There is a misconception among some pet owners, that pet planning is as easy as including a provision in your will. The reality is, if you really want to protect your pet’s future and be assured that your wishes for your beloved friend will be fulfilled after your death or incapacity, you may need to consider other pet planning options, such as a pet trust or pet protection agreement.
What is a pet trust?
A pet trust is established and operated much like any other trust. A trust account is created with sufficient funds and other assets to provide for the support and care of your pet. The specific terms of the trust document provide the instructions necessary for the caregiver to provide care for your pet the way you desire. A trustee, assigned to manage the trust, will remain in control of the trust property, and ensure that your instructions are being followed.
Pet protection agreements are another option
Pet protection planning can be accomplished in different ways. Trusts are not the only option, other than will provisions. Another tool is the pet protection agreement, which provides a way for pet owners to determine all the terms of their pet’s future care ahead of time, without as much of the formality that comes with a pet trust. Unlike using a will, a pet protection agreement can be drafted to that it becomes effective if you ever become incapacitated and unable to care of your pet. This can be a great benefit.
How is a pet trust and a pet protection agreement different?
Both pet planning instruments provide the same ability to choose a caregiver and set out the specifics of how your pet should be cared for in the event of your death. However, there are a few differences that you should consider before deciding which method of pet planning is best for you.
First, a trust is more formal than a pet agreement. Because of the formality and complexity of trusts in general, they typically require the assistance of an attorney to draft and create. Whereas, a pet protection agreement is more affordable and less complex.
On that note, one of the things that makes a pet trust more complicated is the need to maintain trust funds. This is not required with a pet protection agreement. Instead, funds can be set aside and designated for the benefit of your pet. Since, a pet protection agreement is just as legally binding as a trust, those funds must be used solely for the benefit of the pet.
Which should I use?

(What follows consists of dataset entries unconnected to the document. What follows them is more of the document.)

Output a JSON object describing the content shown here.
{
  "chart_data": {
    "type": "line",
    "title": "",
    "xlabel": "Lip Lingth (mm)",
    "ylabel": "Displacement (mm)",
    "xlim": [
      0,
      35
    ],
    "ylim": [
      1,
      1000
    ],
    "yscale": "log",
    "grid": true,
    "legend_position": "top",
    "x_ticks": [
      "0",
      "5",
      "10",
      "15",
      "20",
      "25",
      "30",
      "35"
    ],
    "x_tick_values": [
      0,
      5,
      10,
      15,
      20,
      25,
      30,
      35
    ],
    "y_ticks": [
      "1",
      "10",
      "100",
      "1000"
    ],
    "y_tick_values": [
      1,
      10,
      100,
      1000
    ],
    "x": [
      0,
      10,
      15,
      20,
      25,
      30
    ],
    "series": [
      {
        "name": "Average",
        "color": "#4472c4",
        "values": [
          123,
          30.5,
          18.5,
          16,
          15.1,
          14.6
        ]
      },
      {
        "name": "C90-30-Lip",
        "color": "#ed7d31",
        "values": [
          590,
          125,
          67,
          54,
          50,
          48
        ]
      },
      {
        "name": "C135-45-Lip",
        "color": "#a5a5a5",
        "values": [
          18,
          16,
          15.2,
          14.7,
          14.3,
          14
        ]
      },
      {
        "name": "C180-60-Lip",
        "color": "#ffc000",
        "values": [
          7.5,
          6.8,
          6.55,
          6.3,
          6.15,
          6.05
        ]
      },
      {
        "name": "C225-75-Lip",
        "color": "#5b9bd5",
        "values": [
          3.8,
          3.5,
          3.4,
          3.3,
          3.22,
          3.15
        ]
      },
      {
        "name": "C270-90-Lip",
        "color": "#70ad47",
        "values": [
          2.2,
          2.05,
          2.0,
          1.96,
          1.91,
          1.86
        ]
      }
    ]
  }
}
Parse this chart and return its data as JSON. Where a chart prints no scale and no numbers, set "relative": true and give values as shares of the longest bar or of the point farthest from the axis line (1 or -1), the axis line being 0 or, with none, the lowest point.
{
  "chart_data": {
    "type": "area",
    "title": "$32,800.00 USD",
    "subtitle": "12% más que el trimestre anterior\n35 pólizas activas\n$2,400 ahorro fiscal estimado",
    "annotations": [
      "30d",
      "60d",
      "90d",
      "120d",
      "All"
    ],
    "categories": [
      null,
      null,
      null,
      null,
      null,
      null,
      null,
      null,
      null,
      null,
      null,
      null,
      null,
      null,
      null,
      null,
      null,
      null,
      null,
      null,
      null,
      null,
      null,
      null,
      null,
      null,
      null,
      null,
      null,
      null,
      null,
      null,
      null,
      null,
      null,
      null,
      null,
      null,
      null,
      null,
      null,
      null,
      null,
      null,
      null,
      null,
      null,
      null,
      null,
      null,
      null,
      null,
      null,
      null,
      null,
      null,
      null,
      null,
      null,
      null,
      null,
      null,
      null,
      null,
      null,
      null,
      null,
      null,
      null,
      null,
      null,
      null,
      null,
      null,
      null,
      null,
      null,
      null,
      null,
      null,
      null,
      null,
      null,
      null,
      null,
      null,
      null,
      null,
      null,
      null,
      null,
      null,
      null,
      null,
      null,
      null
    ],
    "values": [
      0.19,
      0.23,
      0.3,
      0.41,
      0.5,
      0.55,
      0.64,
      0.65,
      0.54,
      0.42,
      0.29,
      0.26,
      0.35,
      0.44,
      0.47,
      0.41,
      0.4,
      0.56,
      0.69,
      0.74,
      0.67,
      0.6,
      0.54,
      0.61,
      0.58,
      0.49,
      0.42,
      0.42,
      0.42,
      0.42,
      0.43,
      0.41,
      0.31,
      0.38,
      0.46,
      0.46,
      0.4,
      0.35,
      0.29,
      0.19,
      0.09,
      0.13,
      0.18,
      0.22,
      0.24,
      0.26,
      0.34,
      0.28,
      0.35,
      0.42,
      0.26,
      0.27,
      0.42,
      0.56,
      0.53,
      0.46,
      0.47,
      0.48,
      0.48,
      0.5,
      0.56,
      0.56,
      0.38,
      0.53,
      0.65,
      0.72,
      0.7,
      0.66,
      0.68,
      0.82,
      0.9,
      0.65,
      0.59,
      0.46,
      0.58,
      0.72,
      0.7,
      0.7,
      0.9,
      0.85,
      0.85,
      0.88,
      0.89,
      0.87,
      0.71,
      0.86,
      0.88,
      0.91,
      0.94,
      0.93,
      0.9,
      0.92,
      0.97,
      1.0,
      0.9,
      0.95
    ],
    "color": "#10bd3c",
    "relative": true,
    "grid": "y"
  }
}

Pet trust or pet protection agreement?
The choice is always yours. Since, each client’s circumstances are different, it may be a good idea to discuss your situation with your pet planning attorney to determine what you need. Generally speaking, if you plan to leave a substantial sum of money for the care of your pet, a trust is probably the best, and safest, idea. Also, if you believe your family members may potentially have a dispute with your plan, a trust may also be a better option.